Malcolm, como o jovem fiel e confiável que é, ajuda a cuidar da menina - mas a ameaça iminente está cada vez maior, e um homem sedutor (cujo daemon é uma hiena perneta) chega na Truta e começa a rondar o convento, preparando o terreno para o rapto da pequena Lyra. É então que Malcolm, após receber a visita do pai de Lyra, decide intervir e evitar uma tragédia que resultaria no fim da criança, que aqui tinha apenas seis meses de idade. Avisado sobre uma inundação que ocorreria logo muito em breve, Malcolm percebe os sinais e decide ele mesmo, junto com outra menina que trabalha na Truta, Alice, sequestrar Lyra e levá-la à guarda do pai antes que a criança se perca nas mãos malfeitoras do homem com o daemon hiena e outras pessoas que querem usá-la como ferramenta política na guerra que permeia o Magistério. 

Malcolm e Alice sequestram Lyra para protegê-la, e é então que La Belle Sauvage se consolida como uma crônica alucinante de fugas e perseguições de tirar o fôlego. O objetivo central é simples: manter Lyra em segurança e garantir a sua sobrevivência. No entanto, cada etapa a ser avançada exige um esforço maior do que a anterior, criando uma teia complexa de eventos que os levam ao limite de seus recursos e capacidades, fazendo sua jornada ser memorável e revelando-se extremamente necessária e influente para os eventos que norteiam A Bússola de Ouro. O que dá charme e profundidade ao livro são as tramas secundárias, com coisas que só se percebe conhecendo o futuro de Lyra e a batalha que se constrói contra a opressão, que vai se estabelecendo nos bastidores da fuga de Malcolm e daqueles que a acobertam. O livro se inclina também a debates sobre o nascimento do fascismo - o fascismo de verdade - com a instauração da Liga de Santo Alexandre, que leva as crianças a delatarem todo comportamento que possa ser considerado suspeito em oposição ao Magistério. Ao flertar com esses traços, a trama estabelece um discurso que, embora em dimensões menores do que as da trilogia Fronteiras do Universo, contém uma ferocidade intensa e relevante para os dias atuais, evidenciando aos leitores a necessidade da observância ao surgimento de regimes autoritários e opressores, que usam a censura como um caminho para alcançar o poder.
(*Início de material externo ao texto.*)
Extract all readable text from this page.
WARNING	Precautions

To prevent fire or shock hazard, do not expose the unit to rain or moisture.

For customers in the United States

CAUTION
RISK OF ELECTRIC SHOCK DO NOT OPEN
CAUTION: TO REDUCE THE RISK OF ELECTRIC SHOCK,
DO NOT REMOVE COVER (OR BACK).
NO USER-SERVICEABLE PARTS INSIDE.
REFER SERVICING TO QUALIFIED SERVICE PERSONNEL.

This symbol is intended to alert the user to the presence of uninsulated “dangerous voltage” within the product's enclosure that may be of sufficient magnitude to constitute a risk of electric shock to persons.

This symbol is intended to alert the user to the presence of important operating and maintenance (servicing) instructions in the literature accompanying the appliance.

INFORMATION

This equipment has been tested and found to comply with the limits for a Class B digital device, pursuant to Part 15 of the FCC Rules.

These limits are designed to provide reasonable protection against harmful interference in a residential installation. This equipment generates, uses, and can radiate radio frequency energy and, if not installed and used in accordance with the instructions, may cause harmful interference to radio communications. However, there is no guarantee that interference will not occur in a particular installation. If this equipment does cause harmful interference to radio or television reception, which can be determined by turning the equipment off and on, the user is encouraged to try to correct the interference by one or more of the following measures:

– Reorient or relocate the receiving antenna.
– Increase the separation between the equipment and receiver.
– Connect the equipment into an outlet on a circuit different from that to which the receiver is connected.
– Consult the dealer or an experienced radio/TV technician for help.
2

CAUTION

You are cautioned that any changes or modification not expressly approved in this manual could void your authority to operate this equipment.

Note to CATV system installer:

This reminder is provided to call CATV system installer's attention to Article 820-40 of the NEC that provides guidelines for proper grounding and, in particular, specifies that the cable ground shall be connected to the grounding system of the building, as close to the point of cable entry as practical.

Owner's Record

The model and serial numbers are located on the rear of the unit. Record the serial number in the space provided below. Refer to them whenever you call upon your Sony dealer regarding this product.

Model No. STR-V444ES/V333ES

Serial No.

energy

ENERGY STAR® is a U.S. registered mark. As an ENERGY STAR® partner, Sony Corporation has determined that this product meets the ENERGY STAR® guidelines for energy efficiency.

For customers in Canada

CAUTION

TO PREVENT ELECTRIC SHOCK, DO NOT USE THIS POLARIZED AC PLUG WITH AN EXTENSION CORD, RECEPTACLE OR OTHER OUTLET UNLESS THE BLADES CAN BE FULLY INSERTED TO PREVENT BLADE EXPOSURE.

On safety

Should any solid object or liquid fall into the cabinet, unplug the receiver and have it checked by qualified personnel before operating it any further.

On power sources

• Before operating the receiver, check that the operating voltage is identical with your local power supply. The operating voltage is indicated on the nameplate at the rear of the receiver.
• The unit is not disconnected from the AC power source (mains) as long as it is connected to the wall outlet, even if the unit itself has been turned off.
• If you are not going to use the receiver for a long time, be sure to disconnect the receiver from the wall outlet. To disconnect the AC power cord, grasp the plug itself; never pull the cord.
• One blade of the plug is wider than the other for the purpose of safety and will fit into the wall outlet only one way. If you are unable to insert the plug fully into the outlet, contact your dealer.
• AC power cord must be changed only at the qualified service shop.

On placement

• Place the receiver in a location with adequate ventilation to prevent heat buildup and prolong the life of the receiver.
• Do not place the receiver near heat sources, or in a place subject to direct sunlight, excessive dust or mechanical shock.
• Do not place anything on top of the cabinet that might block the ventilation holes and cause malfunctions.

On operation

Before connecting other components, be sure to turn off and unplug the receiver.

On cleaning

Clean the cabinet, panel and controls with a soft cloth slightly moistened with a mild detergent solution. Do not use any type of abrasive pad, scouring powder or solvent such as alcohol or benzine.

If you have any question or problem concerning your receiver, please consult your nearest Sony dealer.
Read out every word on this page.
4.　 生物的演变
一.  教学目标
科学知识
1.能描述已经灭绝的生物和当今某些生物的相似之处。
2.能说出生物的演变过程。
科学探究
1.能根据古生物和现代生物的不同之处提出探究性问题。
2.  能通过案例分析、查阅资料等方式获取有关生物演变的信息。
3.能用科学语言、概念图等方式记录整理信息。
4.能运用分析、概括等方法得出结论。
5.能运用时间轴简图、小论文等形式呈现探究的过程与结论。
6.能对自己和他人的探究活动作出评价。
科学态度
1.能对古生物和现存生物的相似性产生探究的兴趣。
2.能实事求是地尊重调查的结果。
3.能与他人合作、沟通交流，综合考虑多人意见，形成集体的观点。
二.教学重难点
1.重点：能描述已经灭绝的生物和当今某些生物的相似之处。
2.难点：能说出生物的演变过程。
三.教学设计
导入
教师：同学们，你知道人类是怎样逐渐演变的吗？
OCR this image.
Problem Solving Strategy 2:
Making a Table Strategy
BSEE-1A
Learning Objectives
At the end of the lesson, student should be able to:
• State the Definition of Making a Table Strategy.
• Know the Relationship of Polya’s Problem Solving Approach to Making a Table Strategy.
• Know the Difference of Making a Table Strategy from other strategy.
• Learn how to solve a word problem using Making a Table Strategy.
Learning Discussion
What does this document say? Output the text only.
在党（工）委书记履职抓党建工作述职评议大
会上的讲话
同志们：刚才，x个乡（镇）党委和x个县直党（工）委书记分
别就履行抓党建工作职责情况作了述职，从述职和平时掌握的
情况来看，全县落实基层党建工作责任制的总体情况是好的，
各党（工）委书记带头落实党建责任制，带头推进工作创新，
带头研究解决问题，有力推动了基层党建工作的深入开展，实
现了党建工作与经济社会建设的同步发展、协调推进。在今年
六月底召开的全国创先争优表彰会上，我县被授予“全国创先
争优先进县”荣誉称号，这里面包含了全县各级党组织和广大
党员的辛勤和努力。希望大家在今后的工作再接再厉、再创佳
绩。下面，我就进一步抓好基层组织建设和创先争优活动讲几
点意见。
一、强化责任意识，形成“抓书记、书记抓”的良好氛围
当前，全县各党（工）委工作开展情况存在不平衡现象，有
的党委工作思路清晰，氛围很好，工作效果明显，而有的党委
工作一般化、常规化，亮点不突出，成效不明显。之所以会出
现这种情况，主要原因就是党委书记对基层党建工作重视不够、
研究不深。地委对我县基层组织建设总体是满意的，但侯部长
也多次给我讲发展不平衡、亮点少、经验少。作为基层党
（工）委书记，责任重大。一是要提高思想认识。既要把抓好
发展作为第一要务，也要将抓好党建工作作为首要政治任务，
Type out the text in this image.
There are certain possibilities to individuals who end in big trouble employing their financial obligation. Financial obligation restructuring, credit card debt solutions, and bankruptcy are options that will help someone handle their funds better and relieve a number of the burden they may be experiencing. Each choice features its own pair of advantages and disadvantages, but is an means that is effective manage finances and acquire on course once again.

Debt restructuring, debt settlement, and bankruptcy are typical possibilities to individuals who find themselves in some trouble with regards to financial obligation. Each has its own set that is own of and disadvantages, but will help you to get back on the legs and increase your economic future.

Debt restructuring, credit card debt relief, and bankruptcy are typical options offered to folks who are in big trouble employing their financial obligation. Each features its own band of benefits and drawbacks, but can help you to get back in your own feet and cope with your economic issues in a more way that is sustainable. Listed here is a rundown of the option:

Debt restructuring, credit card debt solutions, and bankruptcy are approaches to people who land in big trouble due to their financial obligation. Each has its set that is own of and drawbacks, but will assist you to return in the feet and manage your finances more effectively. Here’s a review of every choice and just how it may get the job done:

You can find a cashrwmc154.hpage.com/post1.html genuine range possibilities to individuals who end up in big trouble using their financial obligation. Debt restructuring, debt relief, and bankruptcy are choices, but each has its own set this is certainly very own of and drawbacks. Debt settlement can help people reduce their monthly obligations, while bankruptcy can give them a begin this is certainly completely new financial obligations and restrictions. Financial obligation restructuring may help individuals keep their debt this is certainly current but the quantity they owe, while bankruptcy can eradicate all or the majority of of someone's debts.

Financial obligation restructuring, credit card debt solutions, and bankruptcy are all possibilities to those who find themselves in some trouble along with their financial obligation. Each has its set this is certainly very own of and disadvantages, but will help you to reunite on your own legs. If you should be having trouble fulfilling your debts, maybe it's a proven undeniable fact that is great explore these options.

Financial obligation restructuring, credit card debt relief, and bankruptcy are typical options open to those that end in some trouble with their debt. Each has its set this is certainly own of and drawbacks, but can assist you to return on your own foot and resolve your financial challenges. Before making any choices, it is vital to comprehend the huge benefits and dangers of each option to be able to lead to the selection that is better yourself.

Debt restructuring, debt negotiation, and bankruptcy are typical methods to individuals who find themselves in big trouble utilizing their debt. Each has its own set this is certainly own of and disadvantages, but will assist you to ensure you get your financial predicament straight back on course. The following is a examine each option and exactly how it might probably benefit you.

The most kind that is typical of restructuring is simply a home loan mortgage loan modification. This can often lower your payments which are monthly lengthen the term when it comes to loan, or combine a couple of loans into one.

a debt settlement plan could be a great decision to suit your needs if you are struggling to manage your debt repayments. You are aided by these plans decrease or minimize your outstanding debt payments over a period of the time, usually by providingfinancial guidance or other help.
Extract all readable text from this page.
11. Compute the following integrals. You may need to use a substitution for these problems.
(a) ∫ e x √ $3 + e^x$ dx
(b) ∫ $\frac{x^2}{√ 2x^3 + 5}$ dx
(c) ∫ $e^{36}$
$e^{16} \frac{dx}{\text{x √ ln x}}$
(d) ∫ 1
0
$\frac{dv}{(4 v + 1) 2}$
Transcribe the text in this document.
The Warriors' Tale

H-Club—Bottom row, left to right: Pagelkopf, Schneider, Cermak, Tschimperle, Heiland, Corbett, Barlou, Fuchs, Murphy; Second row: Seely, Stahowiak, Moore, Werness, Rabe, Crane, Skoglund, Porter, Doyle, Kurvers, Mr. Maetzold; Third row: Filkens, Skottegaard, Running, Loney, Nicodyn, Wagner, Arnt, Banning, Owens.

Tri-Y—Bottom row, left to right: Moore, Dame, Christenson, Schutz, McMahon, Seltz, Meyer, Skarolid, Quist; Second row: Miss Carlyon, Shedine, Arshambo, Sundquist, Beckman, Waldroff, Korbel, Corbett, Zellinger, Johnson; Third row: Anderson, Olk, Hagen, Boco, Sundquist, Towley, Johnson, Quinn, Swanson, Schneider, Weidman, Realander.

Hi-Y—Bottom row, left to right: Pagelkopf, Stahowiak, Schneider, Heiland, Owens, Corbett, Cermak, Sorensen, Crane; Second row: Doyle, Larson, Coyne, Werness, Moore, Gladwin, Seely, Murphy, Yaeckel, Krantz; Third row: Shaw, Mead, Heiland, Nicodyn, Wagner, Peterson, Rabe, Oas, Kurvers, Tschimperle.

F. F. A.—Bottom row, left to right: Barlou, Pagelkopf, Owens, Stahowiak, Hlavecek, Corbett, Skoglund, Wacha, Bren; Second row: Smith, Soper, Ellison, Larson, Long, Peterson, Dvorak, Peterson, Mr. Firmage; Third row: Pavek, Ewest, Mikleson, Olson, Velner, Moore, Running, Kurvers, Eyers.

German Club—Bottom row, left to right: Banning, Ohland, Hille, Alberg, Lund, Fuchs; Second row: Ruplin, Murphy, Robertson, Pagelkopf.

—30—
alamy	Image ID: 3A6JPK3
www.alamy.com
POR QUE MERECE VIRAR FILME ?

A delicadeza do tato de Pullman para tratar os mais variados temas dentro do universo que criou é algo raro de se ver - mas não difícil de converter a uma linguagem cinematográfica. Isso se dá porque o livro possui uma estrutura que lembra bastante o arco de atos que Syd Field apontou em seu estudo sobre a estrutura dos roteiros de cinema. A diferença aqui é que o principal ponto de virada está no meio do livro, fazendo uma divisão de atos que cria dois estilos de trama em uma única obra: na primeira metade temos o suspense e a crescente tensão provocada pela aproximação sorrateira de um mal iminente, e na segunda metade o que temos é uma narrativa ágil de ação que se desenrola com a urgência de uma corrida contra o tempo e contra uma força da natureza.

A grande inundação é cheia de obstáculos e reviravoltas, e é descrita sob uma perspectiva limitada, colocando nas páginas a mesma insegurança que os protagonistas tem ao vivenciá-la, criando no público uma sensação angustiante que se expande em ansiedade e aflição, e Pullman consegue transpor essa tensão devido às poucas informações presas em um campo de visão que não abrange todas as direções ao redor. O perigo vem de todos os lados, e isso é aterrorizante. Particularmente, gosto de imaginar uma das cenas da grande enchente sendo filmada com a mesma calma que a câmera de Emmanuel Lubezki percorre a ação na cena da perseguição de carro em 'Filhos da Esperança', de Alfonso Cuarón. Aquela fotografia contemplativa dá toda a sensação de impotência mediante a tragédia inevitável, e muito do livro de Pullman segue essa mesma orientação: o jeito é seguir o fluxo ao invés de tentar nadar contra a corrente. O que tem que acontecer, no fim acontece.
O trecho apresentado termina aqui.